Supongo que esta primera impresión personal es del todo errónea puesto que está basada en los puntos de vista occidentales y los patrones de conducta japoneses son muy distintos. Tanto que, desde su peculiar punto de vista, las tres grandes marcas niponas involucradas en la F1 han anunciado en muy poco tiempo su marcha y todas por idénticos motivos.

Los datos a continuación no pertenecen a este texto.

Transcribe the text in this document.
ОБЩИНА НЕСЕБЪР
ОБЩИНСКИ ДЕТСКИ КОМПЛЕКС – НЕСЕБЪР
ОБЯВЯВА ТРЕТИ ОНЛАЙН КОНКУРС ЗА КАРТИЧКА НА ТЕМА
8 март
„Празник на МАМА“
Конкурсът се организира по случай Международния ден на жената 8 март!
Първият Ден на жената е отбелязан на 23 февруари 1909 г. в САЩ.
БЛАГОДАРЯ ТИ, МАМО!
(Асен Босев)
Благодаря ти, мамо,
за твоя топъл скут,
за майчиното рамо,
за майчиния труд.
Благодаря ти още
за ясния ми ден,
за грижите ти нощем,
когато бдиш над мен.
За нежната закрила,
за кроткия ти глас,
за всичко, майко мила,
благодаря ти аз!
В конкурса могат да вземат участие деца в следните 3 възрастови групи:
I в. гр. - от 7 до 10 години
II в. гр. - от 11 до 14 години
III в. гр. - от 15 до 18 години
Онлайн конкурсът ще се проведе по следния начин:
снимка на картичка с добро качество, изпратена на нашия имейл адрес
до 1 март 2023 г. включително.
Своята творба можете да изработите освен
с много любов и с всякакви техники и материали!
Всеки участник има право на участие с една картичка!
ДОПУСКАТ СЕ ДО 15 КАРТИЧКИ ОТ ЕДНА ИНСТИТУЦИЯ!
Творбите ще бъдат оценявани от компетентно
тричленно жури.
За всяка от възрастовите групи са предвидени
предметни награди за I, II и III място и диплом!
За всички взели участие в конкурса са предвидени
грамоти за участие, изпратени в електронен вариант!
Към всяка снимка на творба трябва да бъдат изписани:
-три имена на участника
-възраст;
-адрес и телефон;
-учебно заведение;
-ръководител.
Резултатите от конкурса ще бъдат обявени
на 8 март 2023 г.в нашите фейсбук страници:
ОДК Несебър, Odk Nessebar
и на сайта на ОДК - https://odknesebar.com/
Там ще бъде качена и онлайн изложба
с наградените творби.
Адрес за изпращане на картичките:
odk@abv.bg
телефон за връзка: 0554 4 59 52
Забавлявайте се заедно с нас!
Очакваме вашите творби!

Japón es un país que para nosotros es un tanto extraño. Allí las formas importante tanto –más incluso- que el fondo. Y en una estructura societaria casi de paternalismo de la empresa hacia sus empleados y de fidelidad de éstos hacia su empleador, sólo cabía una elección honorable: la retirada.
Desde nuestro punto de vista occidental, Toyota no podía permitirse haberse encaramado hasta ser líder de los constructores y fracasar en F1. Lo de menos para ellos era el no ganar, aunque sin duda influyó. Lo más importante era que consideraban inviable el gasto santuario de la F1 en el momento en el que a la vez tenían que acometer por vez primera despidos, cierres y regulaciones. Y por si fuera poco, ha decidido apostar por el medio ambiente, aceptar el desafío más importante que tiene planteado.
Ganar o perder es una cosa. Las lágrimas de Tadashi Yamashita no eran por eso. Sino porque estimaba que el equipo había caído por la única causa inaceptable: el deshonor. Eso que en otros tiempos llevaba al Harakiri.